Where art is desecrated when it is feminine, where the dollar civilizes with weapons and the weakest man is content to drown in the river of their tears.”

These are the words penned and spoken by poet Esther Abumba, a resident of the war-torn Democratic Republic of Congo. Aged 23, Esther has chosen slam as her tool to transform pain and injustice into a message of hope.

”I chose slam because for me, slam is about more than words. For me and for all the other people who do slam, maybe. Slam is direct. It’s a movement. In fact, it’s a tool that enables us to fight every day, living in a community marked by conflict. in a community marked by conflict. Slam allows us to express, to heal ourselves personally,” she says.

Describing the art form as a form of therapy, Esther says many of her fellow slam poets write about the theme of conflict.

”Often they’re ten, eleven or fourteen years old. But strangely enough, they’ve only written about war, conflict, violence against women and injustice,” she says.

”So I think young people need platforms, they need space to express themselves, and above all they need to use a very good instrument to fight injustice. And that’s where the role of the slam comes into play, breaking down injustice through words.”

The poet hopes that through her work, she can help to change certain narratives surrounding women in the country. She’s calling on other women to do the same.

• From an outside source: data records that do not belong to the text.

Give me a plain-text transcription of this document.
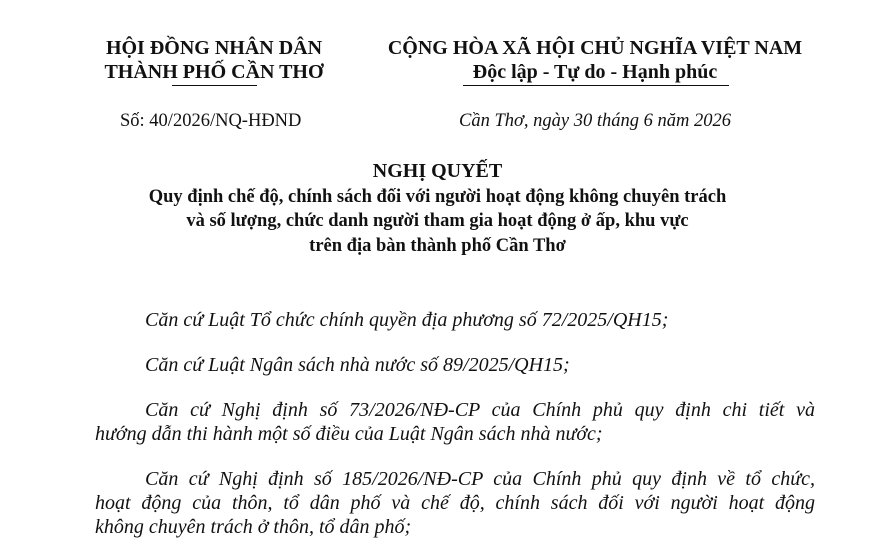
HỘI ĐỒNG NHÂN DÂN
THÀNH PHỐ CẦN THƠ
CỘNG HÒA XÃ HỘI CHỦ NGHĨA VIỆT NAM
Độc lập - Tự do - Hạnh phúc
Số: 40/2026/NQ-HĐND	Cần Thơ, ngày 30 tháng 6 năm 2026
NGHỊ QUYẾT
Quy định chế độ, chính sách đối với người hoạt động không chuyên trách
và số lượng, chức danh người tham gia hoạt động ở ấp, khu vực
trên địa bàn thành phố Cần Thơ
Căn cứ Luật Tổ chức chính quyền địa phương số 72/2025/QH15;
Căn cứ Luật Ngân sách nhà nước số 89/2025/QH15;
Căn cứ Nghị định số 73/2026/NĐ-CP của Chính phủ quy định chi tiết và
hướng dẫn thi hành một số điều của Luật Ngân sách nhà nước;
Căn cứ Nghị định số 185/2026/NĐ-CP của Chính phủ quy định về tổ chức,
hoạt động của thôn, tổ dân phố và chế độ, chính sách đối với người hoạt động
không chuyên trách ở thôn, tổ dân phố;
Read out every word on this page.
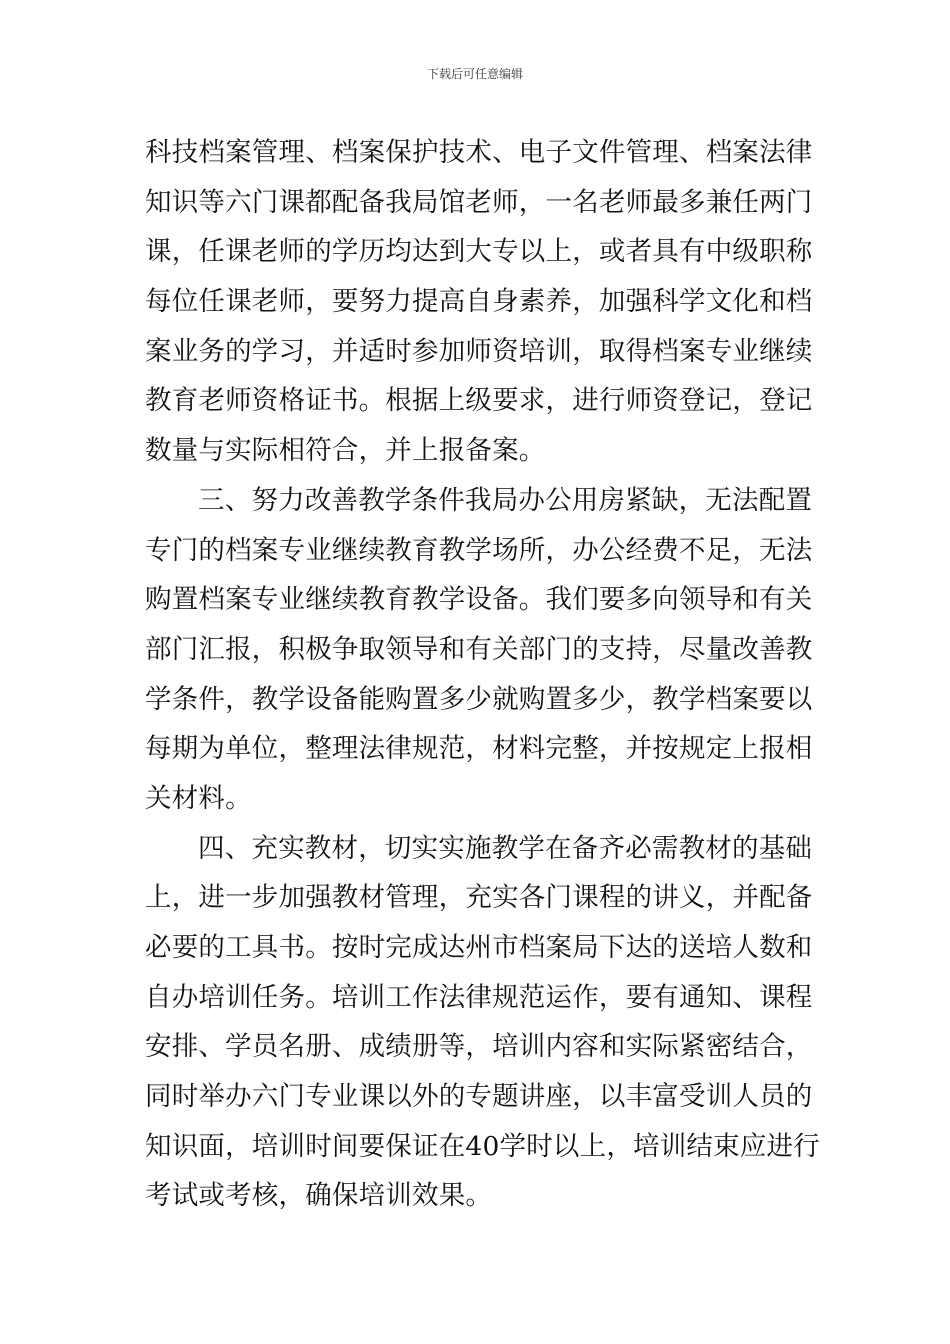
下载后可任意编辑
科技档案管理、档案保护技术、电子文件管理、档案法律
知识等六门课都配备我局馆老师，一名老师最多兼任两门
课，任课老师的学历均达到大专以上，或者具有中级职称
每位任课老师，要努力提高自身素养，加强科学文化和档
案业务的学习，并适时参加师资培训，取得档案专业继续
教育老师资格证书。根据上级要求，进行师资登记，登记
数量与实际相符合，并上报备案。
三、努力改善教学条件我局办公用房紧缺，无法配置
专门的档案专业继续教育教学场所，办公经费不足，无法
购置档案专业继续教育教学设备。我们要多向领导和有关
部门汇报，积极争取领导和有关部门的支持，尽量改善教
学条件，教学设备能购置多少就购置多少，教学档案要以
每期为单位，整理法律规范，材料完整，并按规定上报相
关材料。
四、充实教材，切实实施教学在备齐必需教材的基础
上，进一步加强教材管理，充实各门课程的讲义，并配备
必要的工具书。按时完成达州市档案局下达的送培人数和
自办培训任务。培训工作法律规范运作，要有通知、课程
安排、学员名册、成绩册等，培训内容和实际紧密结合，
同时举办六门专业课以外的专题讲座，以丰富受训人员的
知识面，培训时间要保证在40学时以上，培训结束应进行
考试或考核，确保培训效果。
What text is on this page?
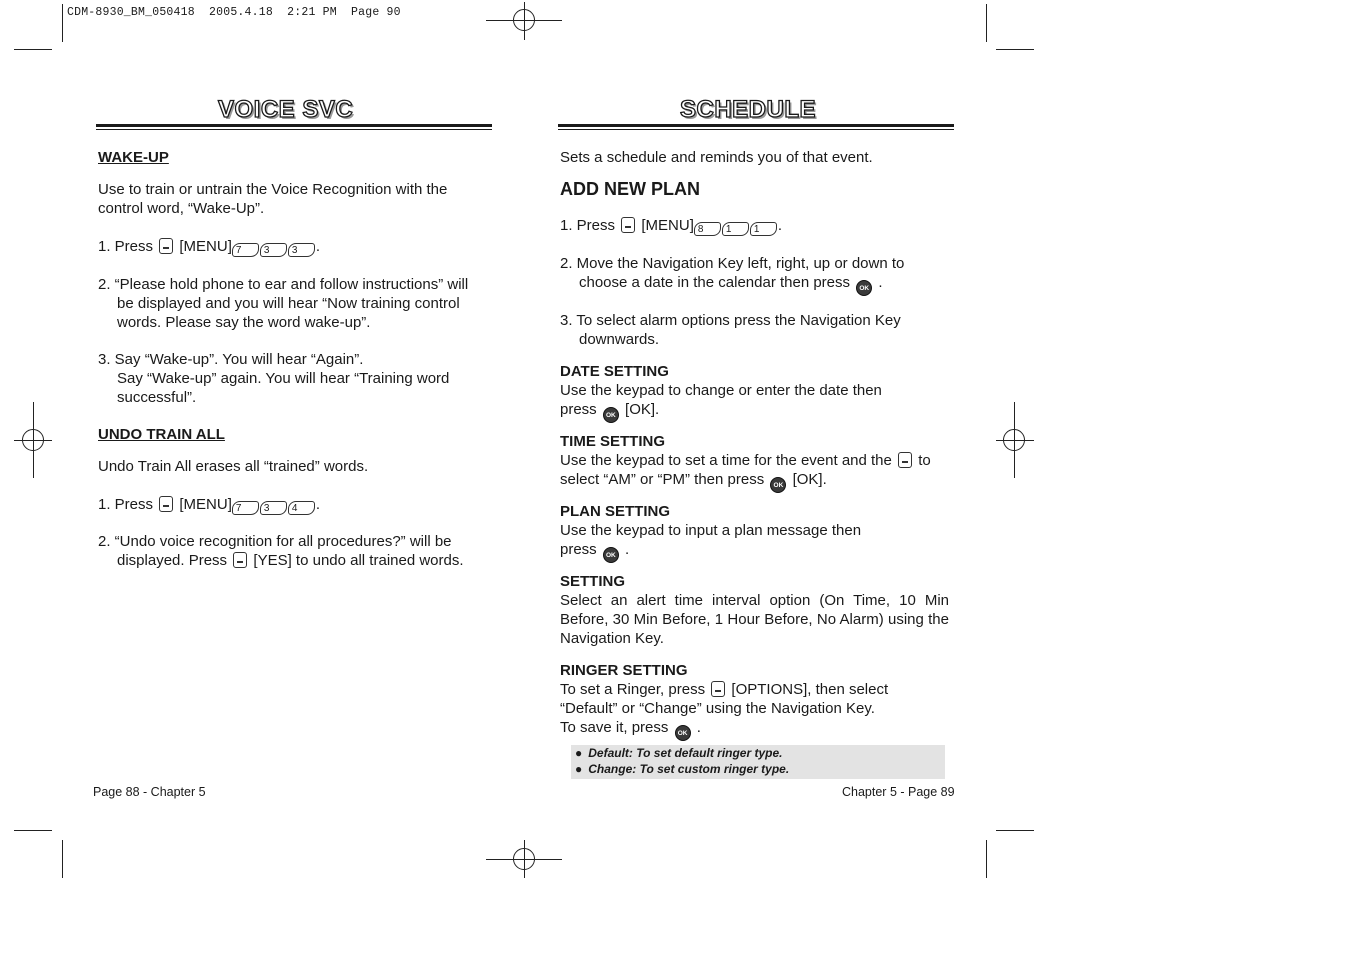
CDM-8930_BM_050418  2005.4.18  2:21 PM  Page 90
VOICE SVC
WAKE-UP
Use to train or untrain the Voice Recognition with the control word, “Wake-Up”.
1. Press [MENU] 7 3 3 .
2. “Please hold phone to ear and follow instructions” will
be displayed and you will hear “Now training control
words. Please say the word wake-up”.
3. Say “Wake-up”. You will hear “Again”.
Say “Wake-up” again. You will hear “Training word
successful”.
UNDO TRAIN ALL
Undo Train All erases all “trained” words.
1. Press [MENU] 7 3 4 .
2. “Undo voice recognition for all procedures?” will be
displayed. Press [YES] to undo all trained words.
Page 88 - Chapter 5
SCHEDULE
Sets a schedule and reminds you of that event.
ADD NEW PLAN
1. Press [MENU] 8 1 1 .
2. Move the Navigation Key left, right, up or down to
choose a date in the calendar then press OK .
3. To select alarm options press the Navigation Key
downwards.
DATE SETTING
Use the keypad to change or enter the date then
press OK [OK].
TIME SETTING
Use the keypad to set a time for the event and the to
select “AM” or “PM” then press OK [OK].
PLAN SETTING
Use the keypad to input a plan message then
press OK .
SETTING
Select an alert time interval option (On Time, 10 Min Before, 30 Min Before, 1 Hour Before, No Alarm) using the Navigation Key.
RINGER SETTING
To set a Ringer, press [OPTIONS], then select
“Default” or “Change” using the Navigation Key.
To save it, press OK .
● Default: To set default ringer type.
● Change: To set custom ringer type.
Chapter 5 - Page 89
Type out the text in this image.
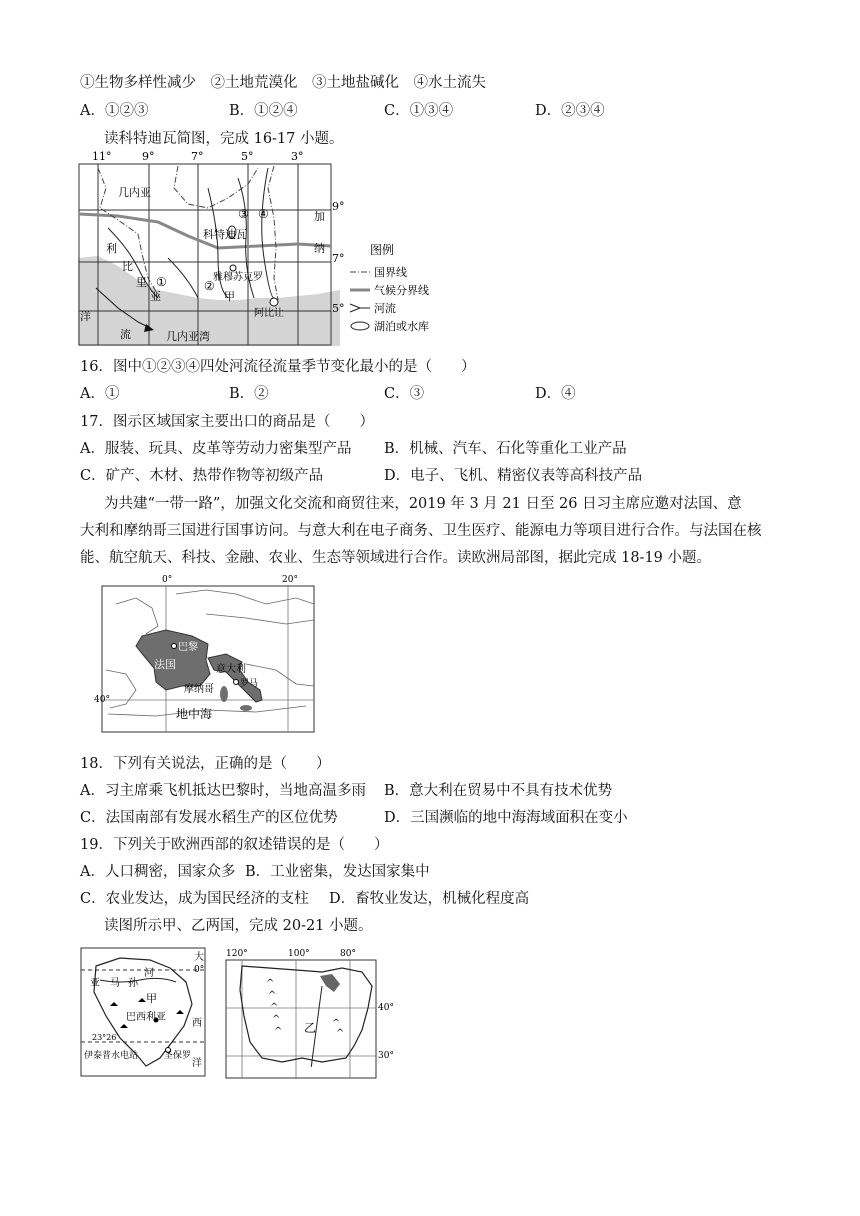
①生物多样性减少　②土地荒漠化　③土地盐碱化　④水土流失
A．①②③	B．①②④	C．①③④	D．②③④
读科特迪瓦简图，完成 16-17 小题。
11°	9°	7°	5°	3°
9°
7°
5°
几内亚
科特迪瓦
加
纳
利
比
里
亚	甲
雅穆苏克罗
阿比让
洋
流	几内亚湾
①	②
③ ④
图例
国界线
气候分界线
河流
湖泊或水库
16．图中①②③④四处河流径流量季节变化最小的是（　　）
A．①	B．②	C．③	D．④
17．图示区域国家主要出口的商品是（　　）
A．服装、玩具、皮革等劳动力密集型产品 B．机械、汽车、石化等重化工业产品
C．矿产、木材、热带作物等初级产品	D．电子、飞机、精密仪表等高科技产品
为共建“一带一路”，加强文化交流和商贸往来，2019 年 3 月 21 日至 26 日习主席应邀对法国、意
大利和摩纳哥三国进行国事访问。与意大利在电子商务、卫生医疗、能源电力等项目进行合作。与法国在核
能、航空航天、科技、金融、农业、生态等领域进行合作。读欧洲局部图，据此完成 18-19 小题。
0°	20°
40°
巴黎
法国	意大利
摩纳哥	罗马
地中海
18．下列有关说法，正确的是（　　）
A．习主席乘飞机抵达巴黎时，当地高温多雨 B．意大利在贸易中不具有技术优势
C．法国南部有发展水稻生产的区位优势	D．三国濒临的地中海海域面积在变小
19．下列关于欧洲西部的叙述错误的是（　　）
A．人口稠密，国家众多 B．工业密集，发达国家集中
C．农业发达，成为国民经济的支柱 D．畜牧业发达，机械化程度高
读图所示甲、乙两国，完成 20-21 小题。
大
0°
亚 马 孙
河
甲
巴西利亚
西
23°26′
伊泰普水电站	圣保罗
洋
^
^
^
^
^
^
^
120°	100°	80°
40°
30°
乙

”I believe in the power of change through women. I believe that women have this capacity to influence and change the narrative after 30 years or during these 30 years of wars. The story of the Congolese women or the women in general which was told to you in a negative way,” she states.

The poet insists that ”it’s time for the women who have these powers, who are lucky enough to live in very good conditions, to make an effort to rewrite the history of the women of Kivu, because she must not only be the one who is raped, violated, sad, despised and discriminated against. She must also be a woman who rises up, who rebels, who rises from her ashes.”